A primary requirement of a good experiment is that it tests or controls for alternative hypotheses. If you were to test the success of an intervention to increase savings in December without controlling for the possibility that expenditure tends to increase in the lead up to Christmas, you are going to have a poor experiment.

There are two ways in which we achieve control: directly and indirectly. These are not either/or options. Rather, we tend to use both direct and indirect control together in an experiment.

8.1 Direct experimental control

In a lab experiment, you can directly control many variables. You choose which to keep constant across the experimental participants, such as the rules of the game that they play or their initial endowment. Variables held constant are control variables.

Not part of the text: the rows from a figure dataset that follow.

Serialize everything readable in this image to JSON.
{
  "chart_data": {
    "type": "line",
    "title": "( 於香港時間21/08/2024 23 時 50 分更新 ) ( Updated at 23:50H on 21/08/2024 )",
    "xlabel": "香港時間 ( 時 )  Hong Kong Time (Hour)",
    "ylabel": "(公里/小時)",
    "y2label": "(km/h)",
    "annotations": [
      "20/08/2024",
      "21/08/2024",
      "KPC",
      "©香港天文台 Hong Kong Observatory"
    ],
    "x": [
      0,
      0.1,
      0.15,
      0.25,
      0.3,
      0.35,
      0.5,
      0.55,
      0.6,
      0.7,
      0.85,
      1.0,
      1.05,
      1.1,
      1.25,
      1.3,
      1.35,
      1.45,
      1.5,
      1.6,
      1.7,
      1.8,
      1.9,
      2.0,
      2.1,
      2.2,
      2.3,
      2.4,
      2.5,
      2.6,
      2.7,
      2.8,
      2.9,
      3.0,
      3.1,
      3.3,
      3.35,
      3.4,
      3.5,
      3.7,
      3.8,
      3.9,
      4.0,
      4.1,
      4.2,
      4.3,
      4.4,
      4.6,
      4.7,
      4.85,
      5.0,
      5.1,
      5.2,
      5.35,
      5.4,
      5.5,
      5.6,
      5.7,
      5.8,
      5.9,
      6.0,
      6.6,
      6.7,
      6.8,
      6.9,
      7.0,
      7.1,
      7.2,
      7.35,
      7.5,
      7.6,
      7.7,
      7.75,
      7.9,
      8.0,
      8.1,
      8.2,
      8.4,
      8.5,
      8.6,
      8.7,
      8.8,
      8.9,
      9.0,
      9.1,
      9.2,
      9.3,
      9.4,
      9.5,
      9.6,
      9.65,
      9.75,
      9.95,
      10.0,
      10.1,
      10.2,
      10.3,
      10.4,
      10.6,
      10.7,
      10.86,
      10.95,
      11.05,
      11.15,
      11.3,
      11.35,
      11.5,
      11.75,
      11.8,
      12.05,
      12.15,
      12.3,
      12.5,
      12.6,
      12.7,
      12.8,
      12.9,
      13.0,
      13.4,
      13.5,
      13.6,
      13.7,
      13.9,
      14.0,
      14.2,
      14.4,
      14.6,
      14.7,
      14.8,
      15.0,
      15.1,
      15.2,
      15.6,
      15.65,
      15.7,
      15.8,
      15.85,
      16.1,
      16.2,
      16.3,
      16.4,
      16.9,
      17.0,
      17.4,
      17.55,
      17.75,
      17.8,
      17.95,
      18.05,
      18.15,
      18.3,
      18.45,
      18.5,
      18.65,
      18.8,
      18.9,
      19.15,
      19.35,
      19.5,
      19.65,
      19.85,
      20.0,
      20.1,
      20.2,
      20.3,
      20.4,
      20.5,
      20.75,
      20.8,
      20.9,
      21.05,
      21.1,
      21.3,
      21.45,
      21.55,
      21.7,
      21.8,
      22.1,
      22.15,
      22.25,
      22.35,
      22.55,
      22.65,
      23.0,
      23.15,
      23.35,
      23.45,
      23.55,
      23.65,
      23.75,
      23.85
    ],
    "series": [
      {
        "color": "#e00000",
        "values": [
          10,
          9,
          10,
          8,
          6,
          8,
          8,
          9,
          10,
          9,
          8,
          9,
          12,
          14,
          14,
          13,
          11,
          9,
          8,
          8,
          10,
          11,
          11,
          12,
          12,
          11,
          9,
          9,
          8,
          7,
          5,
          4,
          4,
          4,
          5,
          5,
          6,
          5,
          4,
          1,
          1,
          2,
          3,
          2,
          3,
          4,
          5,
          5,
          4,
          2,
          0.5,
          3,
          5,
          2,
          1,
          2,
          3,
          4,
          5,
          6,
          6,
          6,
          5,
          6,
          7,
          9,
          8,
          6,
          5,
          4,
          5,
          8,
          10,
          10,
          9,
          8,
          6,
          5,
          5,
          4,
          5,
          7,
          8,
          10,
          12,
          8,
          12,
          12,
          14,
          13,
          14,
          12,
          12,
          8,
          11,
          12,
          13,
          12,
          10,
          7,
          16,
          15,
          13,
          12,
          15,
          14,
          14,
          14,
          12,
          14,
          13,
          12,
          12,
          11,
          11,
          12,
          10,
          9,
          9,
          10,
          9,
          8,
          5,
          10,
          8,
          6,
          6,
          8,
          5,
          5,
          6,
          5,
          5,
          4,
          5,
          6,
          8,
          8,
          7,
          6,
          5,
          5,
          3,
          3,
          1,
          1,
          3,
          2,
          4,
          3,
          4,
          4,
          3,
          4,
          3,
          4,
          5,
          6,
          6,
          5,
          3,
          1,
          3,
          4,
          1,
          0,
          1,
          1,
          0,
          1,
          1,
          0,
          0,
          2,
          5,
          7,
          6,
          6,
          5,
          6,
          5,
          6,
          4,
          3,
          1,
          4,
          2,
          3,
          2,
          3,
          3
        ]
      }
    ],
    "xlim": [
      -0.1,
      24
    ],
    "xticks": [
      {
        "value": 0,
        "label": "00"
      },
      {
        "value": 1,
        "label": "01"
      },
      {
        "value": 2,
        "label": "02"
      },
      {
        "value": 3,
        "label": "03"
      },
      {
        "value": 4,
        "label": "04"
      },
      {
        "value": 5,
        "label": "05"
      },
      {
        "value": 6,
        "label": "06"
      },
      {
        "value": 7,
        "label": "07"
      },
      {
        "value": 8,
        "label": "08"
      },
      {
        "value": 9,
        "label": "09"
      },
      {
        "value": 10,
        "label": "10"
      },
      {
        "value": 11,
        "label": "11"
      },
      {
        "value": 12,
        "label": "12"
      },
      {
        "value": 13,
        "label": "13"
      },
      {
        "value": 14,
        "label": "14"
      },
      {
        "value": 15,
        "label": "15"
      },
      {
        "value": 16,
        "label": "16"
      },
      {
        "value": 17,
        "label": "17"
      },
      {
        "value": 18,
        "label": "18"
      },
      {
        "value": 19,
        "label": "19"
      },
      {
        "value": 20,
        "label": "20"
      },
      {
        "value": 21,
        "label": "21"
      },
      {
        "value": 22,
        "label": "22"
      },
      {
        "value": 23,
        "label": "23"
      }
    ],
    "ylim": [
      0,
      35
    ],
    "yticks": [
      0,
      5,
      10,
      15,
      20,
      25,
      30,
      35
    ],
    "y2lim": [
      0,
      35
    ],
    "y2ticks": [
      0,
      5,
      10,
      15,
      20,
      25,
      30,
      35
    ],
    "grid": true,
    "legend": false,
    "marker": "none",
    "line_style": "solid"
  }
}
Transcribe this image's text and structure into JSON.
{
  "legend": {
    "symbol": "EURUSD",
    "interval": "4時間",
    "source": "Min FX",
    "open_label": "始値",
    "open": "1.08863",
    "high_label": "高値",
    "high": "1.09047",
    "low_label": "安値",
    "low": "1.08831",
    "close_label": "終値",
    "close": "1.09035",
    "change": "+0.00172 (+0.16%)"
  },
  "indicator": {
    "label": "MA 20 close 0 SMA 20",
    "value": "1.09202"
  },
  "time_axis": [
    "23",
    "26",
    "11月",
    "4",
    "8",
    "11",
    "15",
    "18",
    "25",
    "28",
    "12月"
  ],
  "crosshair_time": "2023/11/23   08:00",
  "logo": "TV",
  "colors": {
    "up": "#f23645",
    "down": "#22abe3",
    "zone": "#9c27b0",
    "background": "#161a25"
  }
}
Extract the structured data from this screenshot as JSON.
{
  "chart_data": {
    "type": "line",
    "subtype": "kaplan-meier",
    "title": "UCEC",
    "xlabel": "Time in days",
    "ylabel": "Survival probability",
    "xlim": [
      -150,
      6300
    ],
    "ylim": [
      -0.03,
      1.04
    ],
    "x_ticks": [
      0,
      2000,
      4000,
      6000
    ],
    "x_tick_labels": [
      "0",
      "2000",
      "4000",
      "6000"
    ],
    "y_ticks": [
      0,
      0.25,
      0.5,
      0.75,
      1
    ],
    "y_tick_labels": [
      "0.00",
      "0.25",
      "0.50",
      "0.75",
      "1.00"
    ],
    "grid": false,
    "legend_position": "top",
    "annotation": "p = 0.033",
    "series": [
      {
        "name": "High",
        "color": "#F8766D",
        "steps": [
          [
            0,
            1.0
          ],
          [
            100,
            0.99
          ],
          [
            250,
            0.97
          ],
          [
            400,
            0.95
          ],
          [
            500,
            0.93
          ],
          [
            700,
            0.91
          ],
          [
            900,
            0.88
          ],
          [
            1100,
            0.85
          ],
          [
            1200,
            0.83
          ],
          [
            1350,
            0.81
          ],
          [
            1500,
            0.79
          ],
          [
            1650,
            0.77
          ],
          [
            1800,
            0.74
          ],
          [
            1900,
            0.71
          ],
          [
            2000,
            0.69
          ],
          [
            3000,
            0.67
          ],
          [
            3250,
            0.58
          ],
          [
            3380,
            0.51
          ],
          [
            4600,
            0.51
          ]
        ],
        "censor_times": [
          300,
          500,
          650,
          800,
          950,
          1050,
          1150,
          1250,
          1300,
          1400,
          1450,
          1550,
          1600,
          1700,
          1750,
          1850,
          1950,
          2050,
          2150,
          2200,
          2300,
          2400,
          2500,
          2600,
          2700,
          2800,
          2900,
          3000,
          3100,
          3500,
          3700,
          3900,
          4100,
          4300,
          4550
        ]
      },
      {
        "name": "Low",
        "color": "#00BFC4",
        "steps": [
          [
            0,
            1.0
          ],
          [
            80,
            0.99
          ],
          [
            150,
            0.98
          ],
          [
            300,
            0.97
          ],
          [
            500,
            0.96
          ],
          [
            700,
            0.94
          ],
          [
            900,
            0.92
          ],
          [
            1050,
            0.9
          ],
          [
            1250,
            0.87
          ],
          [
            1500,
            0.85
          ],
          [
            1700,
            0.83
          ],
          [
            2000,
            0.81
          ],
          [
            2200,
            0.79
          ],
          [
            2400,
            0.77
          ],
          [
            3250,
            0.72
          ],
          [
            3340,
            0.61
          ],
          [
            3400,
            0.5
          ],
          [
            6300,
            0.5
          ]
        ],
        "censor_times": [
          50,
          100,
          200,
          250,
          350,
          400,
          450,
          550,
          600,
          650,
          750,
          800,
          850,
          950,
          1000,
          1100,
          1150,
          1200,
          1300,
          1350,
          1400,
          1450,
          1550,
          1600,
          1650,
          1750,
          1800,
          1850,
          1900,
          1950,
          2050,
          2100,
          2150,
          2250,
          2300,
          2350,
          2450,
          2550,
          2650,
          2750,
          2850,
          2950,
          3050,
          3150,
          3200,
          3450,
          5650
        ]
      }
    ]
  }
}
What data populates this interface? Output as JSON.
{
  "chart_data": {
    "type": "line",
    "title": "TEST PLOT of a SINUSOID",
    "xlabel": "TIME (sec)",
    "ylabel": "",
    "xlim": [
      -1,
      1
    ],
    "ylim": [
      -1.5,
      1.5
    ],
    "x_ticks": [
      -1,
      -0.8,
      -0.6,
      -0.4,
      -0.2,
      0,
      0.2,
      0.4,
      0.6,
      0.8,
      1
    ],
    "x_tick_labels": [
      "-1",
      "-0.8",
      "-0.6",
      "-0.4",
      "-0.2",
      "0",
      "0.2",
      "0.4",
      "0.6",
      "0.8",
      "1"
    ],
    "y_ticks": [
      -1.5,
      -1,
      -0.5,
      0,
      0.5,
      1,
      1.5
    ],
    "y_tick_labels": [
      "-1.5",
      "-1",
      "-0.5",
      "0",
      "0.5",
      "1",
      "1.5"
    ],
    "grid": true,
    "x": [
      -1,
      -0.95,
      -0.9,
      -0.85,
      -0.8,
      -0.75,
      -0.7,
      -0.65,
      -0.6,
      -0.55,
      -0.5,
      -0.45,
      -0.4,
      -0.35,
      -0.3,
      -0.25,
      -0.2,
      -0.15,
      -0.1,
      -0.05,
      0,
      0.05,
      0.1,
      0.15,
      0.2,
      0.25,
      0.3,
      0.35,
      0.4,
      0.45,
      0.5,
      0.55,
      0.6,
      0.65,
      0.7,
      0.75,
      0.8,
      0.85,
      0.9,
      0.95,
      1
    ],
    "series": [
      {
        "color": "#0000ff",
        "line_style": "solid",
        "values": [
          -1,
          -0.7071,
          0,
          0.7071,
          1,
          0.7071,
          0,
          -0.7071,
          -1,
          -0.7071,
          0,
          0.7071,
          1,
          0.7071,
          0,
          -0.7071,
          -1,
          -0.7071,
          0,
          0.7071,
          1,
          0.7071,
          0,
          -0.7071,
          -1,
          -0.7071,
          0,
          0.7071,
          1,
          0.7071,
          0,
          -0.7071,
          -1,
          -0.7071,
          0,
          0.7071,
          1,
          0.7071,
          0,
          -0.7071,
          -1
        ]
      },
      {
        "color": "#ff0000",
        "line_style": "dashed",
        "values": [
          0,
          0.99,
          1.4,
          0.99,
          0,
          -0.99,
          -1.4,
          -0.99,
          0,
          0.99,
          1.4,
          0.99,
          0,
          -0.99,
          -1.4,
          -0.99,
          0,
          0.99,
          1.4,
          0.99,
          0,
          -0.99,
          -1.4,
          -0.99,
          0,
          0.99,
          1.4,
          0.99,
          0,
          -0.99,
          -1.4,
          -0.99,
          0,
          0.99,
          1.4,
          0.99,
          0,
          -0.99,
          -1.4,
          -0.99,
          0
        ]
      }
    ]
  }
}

You also choose which variables you will vary. Variables that are changed are called treatment variables. If you want to to test the effect of a text message to some people and not others, that controlled variation is your experimental treatment.

Typically you will test hypotheses or behavioural interventions by changing one variable at a time. You only change variables which are directly relevant to the hypothesis being tested, otherwise holding the environment fixed. This can help to avoid confounds.

In the field, you control fewer variables, although you maintain direct control of the treatment effects.

8.2 Indirect experimental control

Many variables are difficult to control directly, particularly in the field. For our advertising example above, it’s hard to cancel Christmas. You might think that you could compare sales year-on-year, but is this Christmas the same as the last (a salient problem this year!). More subtlety, the customers who will see your intervention may have different propensities to save that those who don’t. You can’t directly control that.

You can measure variables which you think may affect the propensity to save: gender, age, income, etc, and adjust the analysis after the fact. But there will be more factors than you capture, and likely some important ones that you don’t even realise are relevant. These uncontrolled factors will ultimately undermine your experimental conclusions.

There is, however, an indirect way to achieve control: randomisation. By randomly assigning experimental participants to different treatments, we can eliminate differences between the subjects as a cause of differences between treatments.